A 2021 study in Frontiers in Endocrinology found that aerobic exercise increased myokine Cathepsin B (CTSB) levels—a biomarker linked with cognitive function. Since some types of dementia are caused by reduced blood flow to the brain, physical activity is also helpful because it promotes healthy blood flow. 

How Much Physical Activity Do You Need to Do?

Chun and McCaskill recommend following the physical activity recommendations set forth by the U.S. Department of Health and Human Services (USDHHS). For adults, the recommendations are at least 150 minutes of moderate-intensity aerobic activity each week or 75 minutes of vigorous-intensity aerobic activity. A moderate-intensity activity can be a brisk walk, whereas a vigorous-intensity activity can be going for a run. The guidelines also recommend that adults do muscle-strengthening activities for all major muscle groups twice weekly. “These recommendations will help drastically in lowering the risk of dementia but also in improving overall health and energy levels,” says Chun.

There are some additional considerations for older adults. If you have a chronic health condition, you should make adjustments. And if you can’t do the full 150+ minutes per week or you need to alter the types of activity you do, that’s okay. The idea is to move more while being mindful of what’s safe for you to do. Plus, the USDHHS recommends that older adults also incorporate balance training.

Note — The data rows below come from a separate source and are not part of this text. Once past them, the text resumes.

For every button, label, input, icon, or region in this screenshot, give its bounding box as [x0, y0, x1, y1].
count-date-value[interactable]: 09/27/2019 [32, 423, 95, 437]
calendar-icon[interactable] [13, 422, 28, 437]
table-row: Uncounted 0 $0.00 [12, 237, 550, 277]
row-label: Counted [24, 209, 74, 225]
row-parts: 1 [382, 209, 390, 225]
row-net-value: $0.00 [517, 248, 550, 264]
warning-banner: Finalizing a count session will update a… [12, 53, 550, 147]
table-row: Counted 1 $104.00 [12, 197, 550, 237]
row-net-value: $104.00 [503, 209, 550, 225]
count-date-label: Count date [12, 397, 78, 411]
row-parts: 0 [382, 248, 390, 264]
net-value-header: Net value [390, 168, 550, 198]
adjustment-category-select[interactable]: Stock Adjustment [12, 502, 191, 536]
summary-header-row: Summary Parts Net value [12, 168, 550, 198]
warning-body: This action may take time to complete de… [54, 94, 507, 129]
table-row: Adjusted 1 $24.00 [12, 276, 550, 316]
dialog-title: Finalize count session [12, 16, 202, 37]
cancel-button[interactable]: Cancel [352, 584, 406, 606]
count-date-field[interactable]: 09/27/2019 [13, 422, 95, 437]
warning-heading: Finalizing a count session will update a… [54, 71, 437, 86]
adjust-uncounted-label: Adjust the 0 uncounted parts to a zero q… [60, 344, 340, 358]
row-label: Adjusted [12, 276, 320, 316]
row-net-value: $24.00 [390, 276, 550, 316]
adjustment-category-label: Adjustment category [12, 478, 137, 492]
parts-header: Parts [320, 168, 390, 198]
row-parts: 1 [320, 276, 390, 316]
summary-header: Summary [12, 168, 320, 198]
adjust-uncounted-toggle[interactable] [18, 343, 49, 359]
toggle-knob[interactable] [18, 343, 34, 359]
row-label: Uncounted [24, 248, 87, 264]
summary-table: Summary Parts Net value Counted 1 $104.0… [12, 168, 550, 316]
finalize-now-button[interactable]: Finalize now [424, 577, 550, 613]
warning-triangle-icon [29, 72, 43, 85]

Even if these recommendations seem far-fetched right now, any movement helps. First and foremost, the USDHHS recommends moving more and sitting less throughout the day. In fact, a 2021 study in JAMA Network Open found that any increase in physical activity, even a low amount of light physical activity, was associated with a reduced risk of dementia in older Korean adults. Plus, a 2019 study in Alzheimer’s & Dementia found that just 10 minutes per day of moderate-to-vigorous physical activity was related to better cognitive function in older adults.

How to Move More

If you’re reading this and thinking that you’re quite sedentary, first of all, take a breath. It’s easy to get stressed about all you think you should be doing for your health, but making small changes can go a long way.

If 150 minutes seems overwhelming right now, just think about how you can find small bits of movement throughout your day. If you work a sedentary job, Chun recommends short walks during the day, like a 15-minute walk through your neighborhood or even just a 5-minute walk through your house. McCaskill suggests setting a movement timer to help you remind yourself to take these breaks. 

Once you’re ready to incorporate more structured workouts, McCaskill says, “I recommend actually scheduling your activity to ensure you accomplish it. It can also help to schedule it with a friend and turn it into a social activity.”

It’s also helpful to experiment with different forms of exercise to see what you actually enjoy. Get creative. You may love dancing, rock climbing, running, biking, weight lifting, yoga, hula hooping, jumping rope or anything else that increases your heart rate. 

The Bottom Line

Plenty of research has demonstrated that any amount of physical activity is linked with a lower risk of dementia, while a sedentary lifestyle may increase it. We still have much to learn about the mechanisms behind this relationship, but it’s worth sitting less in your day-to-day life to reduce your risk of dementia and chronic disease. To do so, you don’t have to stress about doing hour-long workouts every day; even taking breaks to go for short walks throughout the day helps. You may even want to try this Seated Flexibility, Cardio, & Strength Workout for an approachable yet effective workout.